Enough, Sadie says, dropping the papers back onto their stack. I don’t want to see any more.
In silence, they feed the fire, slipping it a stick here and there, offering it a log, nuzzling it into the flame, watching anxiously until it catches light. Flecks of rain slither down the chimney, making pops and hisses of steam. Both of them feel, without discussing it, that they must keep this fire burning, that if it goes out something terrible will happen, something precious and irretrievable will be lost, that keeping it burning is their only recourse, that somehow not only their fate but the world’s rests on them keeping this fire alight. If they can keep it alight, they are sure, Margaret and the Duchess will come back for them, Margaret will not only be all right but will bring news that her plan has succeeded, that everything has suddenly changed, that all that needs righting has been restored. They will earn this miracle. If they let it go out . . .

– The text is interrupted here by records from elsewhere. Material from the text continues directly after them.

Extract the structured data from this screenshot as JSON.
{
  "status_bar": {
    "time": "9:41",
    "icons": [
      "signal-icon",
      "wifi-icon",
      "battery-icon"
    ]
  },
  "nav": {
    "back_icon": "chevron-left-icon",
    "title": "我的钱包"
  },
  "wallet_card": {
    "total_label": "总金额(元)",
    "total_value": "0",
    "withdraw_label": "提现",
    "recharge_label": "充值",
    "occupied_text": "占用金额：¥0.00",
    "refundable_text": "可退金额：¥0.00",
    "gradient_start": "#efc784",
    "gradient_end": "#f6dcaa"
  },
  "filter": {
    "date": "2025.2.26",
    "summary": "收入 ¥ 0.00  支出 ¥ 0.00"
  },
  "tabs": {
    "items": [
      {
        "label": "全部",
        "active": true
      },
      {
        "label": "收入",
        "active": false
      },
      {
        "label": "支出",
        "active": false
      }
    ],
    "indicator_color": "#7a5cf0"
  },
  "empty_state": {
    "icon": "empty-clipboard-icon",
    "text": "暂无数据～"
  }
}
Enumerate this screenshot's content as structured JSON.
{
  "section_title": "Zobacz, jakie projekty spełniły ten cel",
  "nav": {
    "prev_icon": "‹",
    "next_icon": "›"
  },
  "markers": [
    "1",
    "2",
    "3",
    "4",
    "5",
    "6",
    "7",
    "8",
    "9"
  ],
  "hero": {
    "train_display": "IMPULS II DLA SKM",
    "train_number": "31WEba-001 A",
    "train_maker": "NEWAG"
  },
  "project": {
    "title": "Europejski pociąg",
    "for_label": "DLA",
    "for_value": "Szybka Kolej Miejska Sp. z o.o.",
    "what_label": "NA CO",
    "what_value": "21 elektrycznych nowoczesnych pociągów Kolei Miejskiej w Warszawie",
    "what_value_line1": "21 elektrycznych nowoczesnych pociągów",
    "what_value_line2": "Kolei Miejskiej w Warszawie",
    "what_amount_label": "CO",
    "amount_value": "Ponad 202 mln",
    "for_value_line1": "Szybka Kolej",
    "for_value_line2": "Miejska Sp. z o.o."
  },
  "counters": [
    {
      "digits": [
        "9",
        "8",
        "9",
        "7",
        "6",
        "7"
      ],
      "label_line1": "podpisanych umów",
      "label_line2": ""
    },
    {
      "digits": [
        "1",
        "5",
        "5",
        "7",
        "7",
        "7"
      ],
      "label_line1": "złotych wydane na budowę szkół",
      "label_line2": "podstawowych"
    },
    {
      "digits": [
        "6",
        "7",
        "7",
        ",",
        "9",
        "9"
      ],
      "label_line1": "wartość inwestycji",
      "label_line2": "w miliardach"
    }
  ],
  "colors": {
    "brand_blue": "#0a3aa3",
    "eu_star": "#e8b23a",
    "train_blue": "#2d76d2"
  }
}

They don’t think about this, not daring to put those fears into words. That evening they don’t bother to cook, subsisting instead on snacks from the food bag, eaten by the handful whenever one of them is hungry. Dried cranberries, crackers, roasted almonds: they nibble their way through the day. As it gets dark, they do not retreat back to their separate rooms. Instead, they sit together by the hearth, watching the flames devour the logs one by one.
When they peek outside everything seems blurred, everything outside uncertain and obscured. No longer trees but an impression of trees: green blurs sliced by wet, dark streaks. No longer the calm water from yesterday but a slate-gray blur, something swelling and churning just at the edge of their sight. They can’t see far; a haze hangs in the air, like the spray of salt from the sea, and they pull the curtains shut so they don’t have to glimpse whatever terrifying fight is raging outside. The wind grinds against the roof, the windowpanes, the ground—so much rain, it is indistinguishable from an ocean’s roar. They are a small boat caught in a squall, everything topsy-turvy. Which way is up? They are no longer sure. The wood-paneled floor might be the deck, upended; the rain scouring the roof might be the waves, lashing and gnawing at the keel below their feet.
I’m scared, Bird says.
Sadie’s hand creeps into his, warm and comfortingly damp and alive.
Me too, she says.
Late into the night, they feed the ravenous fire, neither of them ready to give up, nodding off well after midnight, waking up as the fire dies down and the room grows cold, adding another log, coaxing it back to life, rousing it from the ashes again and again until, just before sunrise turns the sky gray-gold, they both fall asleep, side by side beneath the scratchy wool blanket, and at last the fire goes out.